It's absurd, suicidal
Chief Election Commissioner Kazi Rakibuddin Ahmad and his team have hurriedly taken an absurd decision to abolish the Election Commission's sweeping authority to cancel one's candidacy in the parliamentary polls for serious electoral offences.
If the authority is finally scrapped, the EC will be made weak and helpless in the face of candidates' power to use violent means. This decision has triggered a huge uproar and people who have been advocating for long a stronger EC, termed it suicidal.
Rakibuddin on Tuesday, however, tried to justify their decision describing the EC's authority "meaningless" "inapplicable" and "against the philosophy of level playing filed".
In his view, this power is "meaningless" and "inapplicable" as it was never used.
The justification is quite ridiculous.
It is true article 91E of the Representation of the People Order that provides the EC with the power was not applied in the last parliamentary election. But it effectively worked as a threat to candidates to prevent them from making troubles in the polls.
And it contributed largely to enforcing other provisions to improve the nagging electoral culture by putting an end to bringing out processions or holding rallies by blocking roads, and to pasting posters and writing graffiti on walls of houses and office buildings.
And in the CEC's view article 91E is against the level playing field because if a fresh election is held in a constituency after cancellation of all but one candidatures in a constituency, it will be unjustified for him whose candidature was not cancelled.

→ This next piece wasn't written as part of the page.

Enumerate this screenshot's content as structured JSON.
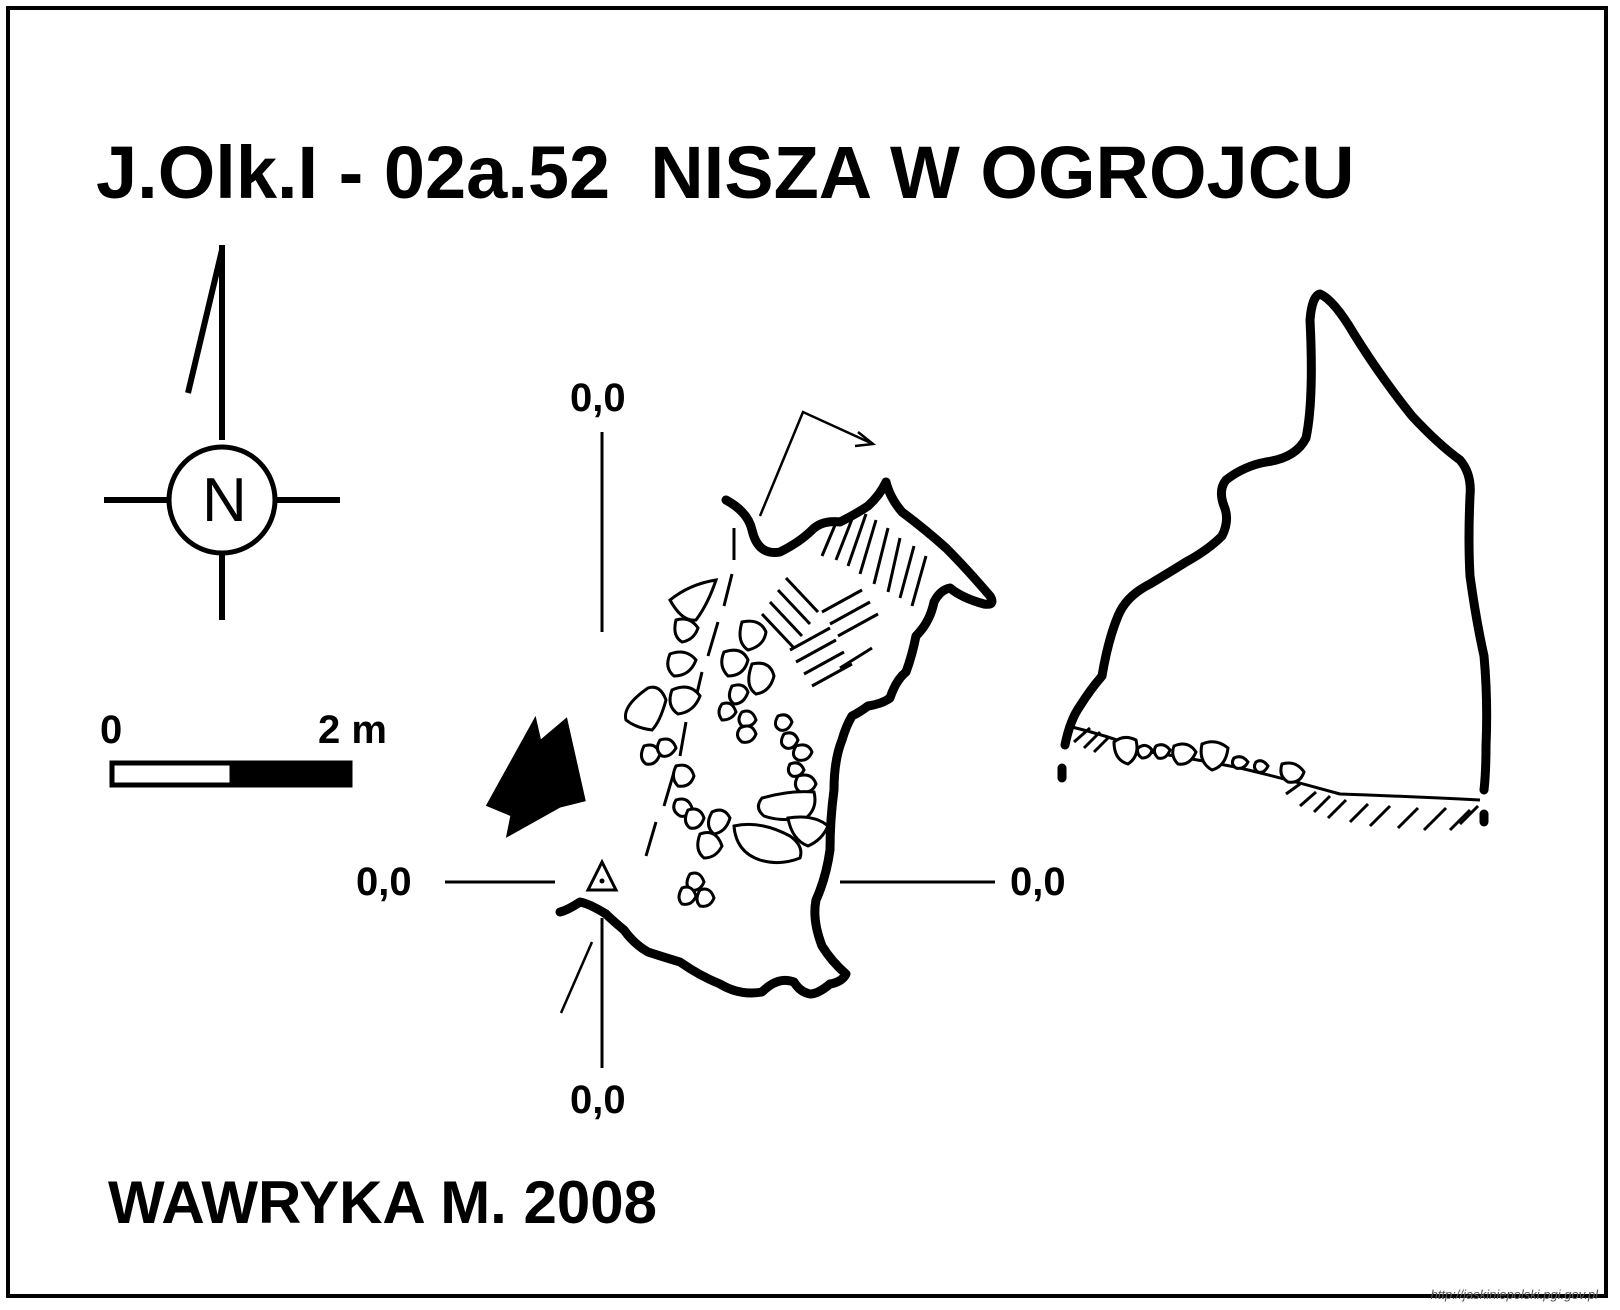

His other logic on level playing field was also not justified. The EC's authority has no way harmed the level playing field. A similar article 17 of the RPO exists for decades which provides for a fresh election if a validly nominated candidate dies in the election process. This provision was applied several times in the past. And no candidate even complained.

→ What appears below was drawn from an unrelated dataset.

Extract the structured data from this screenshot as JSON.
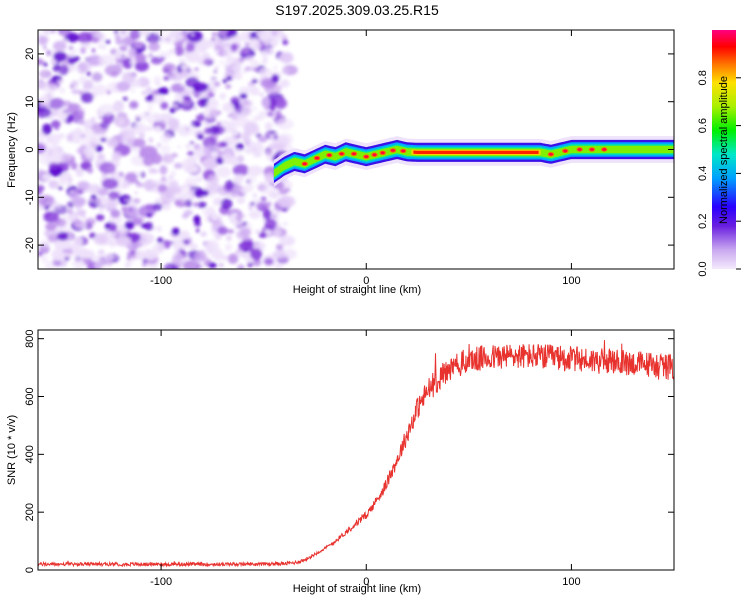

The CEC and his team know there are bigger issues like the use of unauthorised money, muscle power, influencing the administration etc that can destroy the level playing field in elections. They have made no visible move in their tenure in last one and a half years to curb those causes in the upcoming parliamentary polls.
But all of a sudden, the CEC and his team members decided to curb the EC's powers to cancel candidacy effectively making it toothless.
What is incomprehensible is the cause for their action. No political party has publicly demanded it, and no candidate even complained about it, so why unsettle a settled issue. The law ministry that vetted the proposal in 2008 to give the EC this authority did not find any anomaly or irrelevance.
Then what is the wrong with this authority of the EC? Just because a law has not been applied is no justification for its amendment.
Being a quasi-judicial body, the EC can exert unlimited power to ensure a free and fair election. And article 91E offers the EC such power to take actions against candidates who cause damage to fairness of the polls.
The CEC and his colleagues should not forget the fate of Justice Aziz and his team who were mired into deep controversy before they were forced to quit.
The EC should try to minimise controversies instead of fanning new ones. Given the political history and tradition of mutual suspicion, the EC should not open up closed issues and thus create new divisions in the political landscape.